For numerous developers across various regions, the default repository download speeds are less than optimal. To address this concern, we have curated a selection of verified public mirror templates tailored for specific regions with a significant local developer presence. For instance, we provide the repositories-cn.template template for developers situated within the expanse of the Chinese mainland, and the repositories-asia.template template designed for developers across the Asian continent. In such cases, the following command can be employed to enhance dependency download speeds:

cp build/sbt-config/repositories-cn.template build/sbt-config/repositories-local

Furthermore, it is strongly encouraged that developers from various regions contribute templates tailored to their respective areas.

!!! note 1. build/sbt-config/repositories-local takes precedence over build/sbt-config/repositories and is ignored by .gitignore. 2. Should the environment variable DEFAULT_ARTIFACT_REPOSITORY be set, it attains the highest priority among non-local repositories. 3. Repository priority is determined by the file order; repositories listed earlier possess higher precedence.

Similarly, if your objective involves compiling and packaging within an intranet environment, you can edit build/sbt-config/repositories-local as demonstrated below:

[repositories]
  local
  mavenLocal: file://${user.home}/.m2/repository/
  private: ${celeborn.sbt.default.artifact.repository-file:///dev/null}
  private-central: https://example.com/repository/maven/
  private-central-http: http://example.com/repository/maven/, allowInsecureProtocol

allowInsecureProtocol is required if you want to use a repository which only supports HTTP protocol but not HTTPS, otherwise, an error will be raised (insecure HTTP request is unsupported), please refer to the sbt Launcher Configuration.

For more details on sbt repository configuration, please refer to the SBT documentation.

Publish

SBT supports publishing shade clients (Spark/Flink/MapReduce) to an internal Maven private repository, such as Sonatype Nexus or JFrog.
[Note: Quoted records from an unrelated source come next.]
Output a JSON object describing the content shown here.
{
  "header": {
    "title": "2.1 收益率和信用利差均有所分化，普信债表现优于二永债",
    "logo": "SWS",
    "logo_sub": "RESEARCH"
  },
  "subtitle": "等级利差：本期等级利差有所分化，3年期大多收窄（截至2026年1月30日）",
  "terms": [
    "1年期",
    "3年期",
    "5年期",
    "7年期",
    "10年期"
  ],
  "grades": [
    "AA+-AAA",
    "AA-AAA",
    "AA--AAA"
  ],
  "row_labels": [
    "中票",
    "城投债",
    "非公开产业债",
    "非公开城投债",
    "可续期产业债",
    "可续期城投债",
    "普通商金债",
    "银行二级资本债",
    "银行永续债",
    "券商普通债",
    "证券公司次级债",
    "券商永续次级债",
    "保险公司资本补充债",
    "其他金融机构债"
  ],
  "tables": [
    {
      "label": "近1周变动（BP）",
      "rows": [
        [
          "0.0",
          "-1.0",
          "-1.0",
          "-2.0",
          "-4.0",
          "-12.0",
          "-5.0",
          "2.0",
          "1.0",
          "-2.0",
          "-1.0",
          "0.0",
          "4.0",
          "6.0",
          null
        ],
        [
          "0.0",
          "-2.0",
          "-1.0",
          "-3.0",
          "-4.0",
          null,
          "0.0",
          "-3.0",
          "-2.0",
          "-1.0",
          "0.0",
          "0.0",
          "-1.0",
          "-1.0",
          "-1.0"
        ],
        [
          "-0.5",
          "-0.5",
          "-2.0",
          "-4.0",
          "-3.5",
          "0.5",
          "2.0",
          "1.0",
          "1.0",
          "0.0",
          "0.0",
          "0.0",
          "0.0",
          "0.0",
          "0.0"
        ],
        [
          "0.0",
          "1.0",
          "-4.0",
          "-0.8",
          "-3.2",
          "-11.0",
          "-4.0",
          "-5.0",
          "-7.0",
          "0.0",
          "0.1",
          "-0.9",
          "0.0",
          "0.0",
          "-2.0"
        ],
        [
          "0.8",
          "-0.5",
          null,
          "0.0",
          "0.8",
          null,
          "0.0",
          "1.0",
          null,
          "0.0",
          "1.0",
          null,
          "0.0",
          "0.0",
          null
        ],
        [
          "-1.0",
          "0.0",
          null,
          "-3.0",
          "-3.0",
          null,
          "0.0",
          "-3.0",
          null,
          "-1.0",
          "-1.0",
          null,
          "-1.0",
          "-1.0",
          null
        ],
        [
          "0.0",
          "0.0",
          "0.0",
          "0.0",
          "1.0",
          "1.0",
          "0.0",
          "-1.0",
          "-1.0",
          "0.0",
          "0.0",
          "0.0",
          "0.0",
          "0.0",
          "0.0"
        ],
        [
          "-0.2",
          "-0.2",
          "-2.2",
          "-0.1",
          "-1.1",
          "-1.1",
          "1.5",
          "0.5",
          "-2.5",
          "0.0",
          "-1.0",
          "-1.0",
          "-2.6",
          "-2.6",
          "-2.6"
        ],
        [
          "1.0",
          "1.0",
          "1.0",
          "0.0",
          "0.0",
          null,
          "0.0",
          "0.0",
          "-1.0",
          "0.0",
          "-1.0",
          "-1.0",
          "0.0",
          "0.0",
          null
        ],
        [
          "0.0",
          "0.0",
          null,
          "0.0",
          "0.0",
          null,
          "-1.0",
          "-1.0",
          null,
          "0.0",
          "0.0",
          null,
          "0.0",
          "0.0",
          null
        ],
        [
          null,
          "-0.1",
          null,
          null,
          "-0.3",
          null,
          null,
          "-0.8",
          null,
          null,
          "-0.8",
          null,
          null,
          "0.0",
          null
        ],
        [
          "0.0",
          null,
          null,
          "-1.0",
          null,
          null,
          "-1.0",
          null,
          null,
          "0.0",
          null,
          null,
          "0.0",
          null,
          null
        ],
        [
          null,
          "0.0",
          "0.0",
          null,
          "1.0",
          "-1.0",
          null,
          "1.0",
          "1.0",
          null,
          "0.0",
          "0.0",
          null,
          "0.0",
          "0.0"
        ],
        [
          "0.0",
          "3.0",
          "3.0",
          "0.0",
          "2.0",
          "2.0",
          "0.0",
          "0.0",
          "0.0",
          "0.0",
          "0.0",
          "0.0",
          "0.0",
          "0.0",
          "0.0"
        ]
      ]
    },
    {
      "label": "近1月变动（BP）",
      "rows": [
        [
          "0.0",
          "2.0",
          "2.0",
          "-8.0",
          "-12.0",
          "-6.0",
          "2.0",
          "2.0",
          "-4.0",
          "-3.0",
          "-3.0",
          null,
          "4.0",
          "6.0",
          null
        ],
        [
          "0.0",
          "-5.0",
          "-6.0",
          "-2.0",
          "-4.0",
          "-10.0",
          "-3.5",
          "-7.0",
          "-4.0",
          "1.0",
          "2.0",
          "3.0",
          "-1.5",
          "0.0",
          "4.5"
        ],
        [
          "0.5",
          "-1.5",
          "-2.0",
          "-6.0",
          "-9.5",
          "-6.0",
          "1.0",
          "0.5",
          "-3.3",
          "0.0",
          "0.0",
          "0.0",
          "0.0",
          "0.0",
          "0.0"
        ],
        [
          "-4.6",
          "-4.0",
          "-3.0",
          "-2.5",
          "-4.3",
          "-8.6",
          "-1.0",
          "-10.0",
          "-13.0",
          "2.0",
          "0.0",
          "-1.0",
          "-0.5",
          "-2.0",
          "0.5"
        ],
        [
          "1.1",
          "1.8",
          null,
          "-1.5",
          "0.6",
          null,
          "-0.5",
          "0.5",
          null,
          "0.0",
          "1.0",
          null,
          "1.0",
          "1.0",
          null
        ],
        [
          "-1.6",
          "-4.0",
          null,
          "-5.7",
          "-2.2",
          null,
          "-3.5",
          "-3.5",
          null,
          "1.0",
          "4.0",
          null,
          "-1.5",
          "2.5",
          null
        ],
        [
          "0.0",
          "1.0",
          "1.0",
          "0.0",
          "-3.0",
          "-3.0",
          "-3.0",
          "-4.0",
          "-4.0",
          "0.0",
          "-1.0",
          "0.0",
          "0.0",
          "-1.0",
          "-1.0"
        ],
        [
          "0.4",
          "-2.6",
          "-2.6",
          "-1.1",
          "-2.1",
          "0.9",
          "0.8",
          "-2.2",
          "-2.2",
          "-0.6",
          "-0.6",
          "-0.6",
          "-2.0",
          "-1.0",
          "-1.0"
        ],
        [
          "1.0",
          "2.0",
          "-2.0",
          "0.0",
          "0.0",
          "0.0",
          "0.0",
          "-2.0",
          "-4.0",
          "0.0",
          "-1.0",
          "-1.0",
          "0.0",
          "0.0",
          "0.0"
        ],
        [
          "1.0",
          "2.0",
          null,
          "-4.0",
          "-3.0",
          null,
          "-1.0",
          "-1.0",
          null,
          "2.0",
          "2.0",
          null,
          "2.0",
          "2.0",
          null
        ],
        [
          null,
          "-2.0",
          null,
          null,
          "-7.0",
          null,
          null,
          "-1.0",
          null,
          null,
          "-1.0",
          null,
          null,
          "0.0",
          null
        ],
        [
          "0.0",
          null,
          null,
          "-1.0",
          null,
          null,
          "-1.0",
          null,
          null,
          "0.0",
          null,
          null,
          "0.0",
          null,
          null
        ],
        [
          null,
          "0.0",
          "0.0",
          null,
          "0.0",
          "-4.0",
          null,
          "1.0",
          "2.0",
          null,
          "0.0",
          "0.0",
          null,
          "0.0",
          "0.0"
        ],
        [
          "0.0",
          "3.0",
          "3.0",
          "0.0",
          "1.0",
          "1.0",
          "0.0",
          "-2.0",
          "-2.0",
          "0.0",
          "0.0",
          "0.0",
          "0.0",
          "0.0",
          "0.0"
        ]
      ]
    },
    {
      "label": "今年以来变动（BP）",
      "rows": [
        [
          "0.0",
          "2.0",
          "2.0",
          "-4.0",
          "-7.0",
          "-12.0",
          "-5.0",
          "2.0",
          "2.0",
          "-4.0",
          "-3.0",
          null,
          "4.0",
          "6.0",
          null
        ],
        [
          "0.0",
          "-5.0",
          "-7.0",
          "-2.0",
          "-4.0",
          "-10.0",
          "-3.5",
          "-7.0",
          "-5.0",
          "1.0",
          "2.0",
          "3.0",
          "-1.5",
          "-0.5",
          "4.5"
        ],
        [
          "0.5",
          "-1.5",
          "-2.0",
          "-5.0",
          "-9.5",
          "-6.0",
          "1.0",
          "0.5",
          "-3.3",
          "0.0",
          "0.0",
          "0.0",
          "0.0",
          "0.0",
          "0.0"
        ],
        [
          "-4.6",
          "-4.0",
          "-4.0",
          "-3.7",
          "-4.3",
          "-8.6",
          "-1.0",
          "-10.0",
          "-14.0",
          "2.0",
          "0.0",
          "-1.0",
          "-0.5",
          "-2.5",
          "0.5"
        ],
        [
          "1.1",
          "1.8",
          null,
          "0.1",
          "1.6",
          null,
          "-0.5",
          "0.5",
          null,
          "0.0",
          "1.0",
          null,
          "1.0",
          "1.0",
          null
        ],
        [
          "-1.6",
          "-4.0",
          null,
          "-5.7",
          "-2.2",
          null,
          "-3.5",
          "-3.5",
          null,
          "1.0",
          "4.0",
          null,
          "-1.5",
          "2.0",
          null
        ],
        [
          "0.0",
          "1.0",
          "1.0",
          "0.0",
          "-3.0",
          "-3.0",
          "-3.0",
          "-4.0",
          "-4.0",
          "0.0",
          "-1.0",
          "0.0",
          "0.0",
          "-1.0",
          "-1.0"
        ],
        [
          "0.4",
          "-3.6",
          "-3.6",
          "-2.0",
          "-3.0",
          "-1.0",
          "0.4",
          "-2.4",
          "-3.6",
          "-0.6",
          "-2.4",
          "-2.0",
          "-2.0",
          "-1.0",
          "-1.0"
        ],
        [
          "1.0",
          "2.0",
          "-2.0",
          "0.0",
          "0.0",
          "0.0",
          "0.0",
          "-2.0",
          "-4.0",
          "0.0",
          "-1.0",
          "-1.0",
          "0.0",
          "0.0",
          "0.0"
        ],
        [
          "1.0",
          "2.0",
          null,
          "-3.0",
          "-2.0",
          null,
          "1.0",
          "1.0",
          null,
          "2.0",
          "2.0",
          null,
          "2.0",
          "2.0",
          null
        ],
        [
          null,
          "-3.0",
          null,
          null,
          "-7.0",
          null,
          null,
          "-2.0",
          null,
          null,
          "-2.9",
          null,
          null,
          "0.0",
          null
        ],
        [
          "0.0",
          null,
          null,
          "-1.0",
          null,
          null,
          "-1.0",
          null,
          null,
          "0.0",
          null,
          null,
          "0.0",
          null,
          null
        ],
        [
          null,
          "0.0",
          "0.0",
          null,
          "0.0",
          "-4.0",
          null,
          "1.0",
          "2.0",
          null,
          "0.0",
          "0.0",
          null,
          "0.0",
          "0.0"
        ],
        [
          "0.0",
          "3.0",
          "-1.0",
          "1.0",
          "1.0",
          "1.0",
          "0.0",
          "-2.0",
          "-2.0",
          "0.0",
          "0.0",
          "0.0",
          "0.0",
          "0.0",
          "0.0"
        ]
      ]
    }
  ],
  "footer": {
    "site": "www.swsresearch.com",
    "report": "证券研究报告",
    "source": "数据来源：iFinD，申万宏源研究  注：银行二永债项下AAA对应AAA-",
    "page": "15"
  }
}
Before executing the publish command, ensure that the following environment variables are correctly set:

Environment Variable Description
ASF_USERNAME Sonatype repository username
ASF_PASSWORD Sonatype repository password
SONATYPE_SNAPSHOTS_URL Sonatype repository URL for snapshot version releases, default is "https://repository.apache.org/content/repositories/snapshots"
SONATYPE_RELEASES_URL Sonatype repository URL for official release versions, default is "https://repository.apache.org/service/local/staging/deploy/maven2"

For example:

export SONATYPE_SNAPSHOTS_URL=http://192.168.3.46:8081/repository/maven-snapshots/
export SONATYPE_RELEASES_URL=http://192.168.3.46:8081/repository/maven-releases/
export ASF_USERNAME=admin
export ASF_PASSWORD=123456

Publish the shade client for Spark 3.5:

$ ./build/sbt -Pspark-3.5 celeborn-client-spark-3-shaded/publish

Publish the shade client for Spark 4.0:

$ ./build/sbt -Pspark-4.0 celeborn-client-spark-4-shaded/publish

Publish the shade client for Flink 1.18:

$ ./build/sbt -Pflink-1.18 celeborn-client-flink-1_18-shaded/publish

Publish the shade client for MapReduce:

$ ./build/sbt -Pmr celeborn-client-mr-shaded/publish

Make sure to complete the necessary build and testing before executing the publish commands.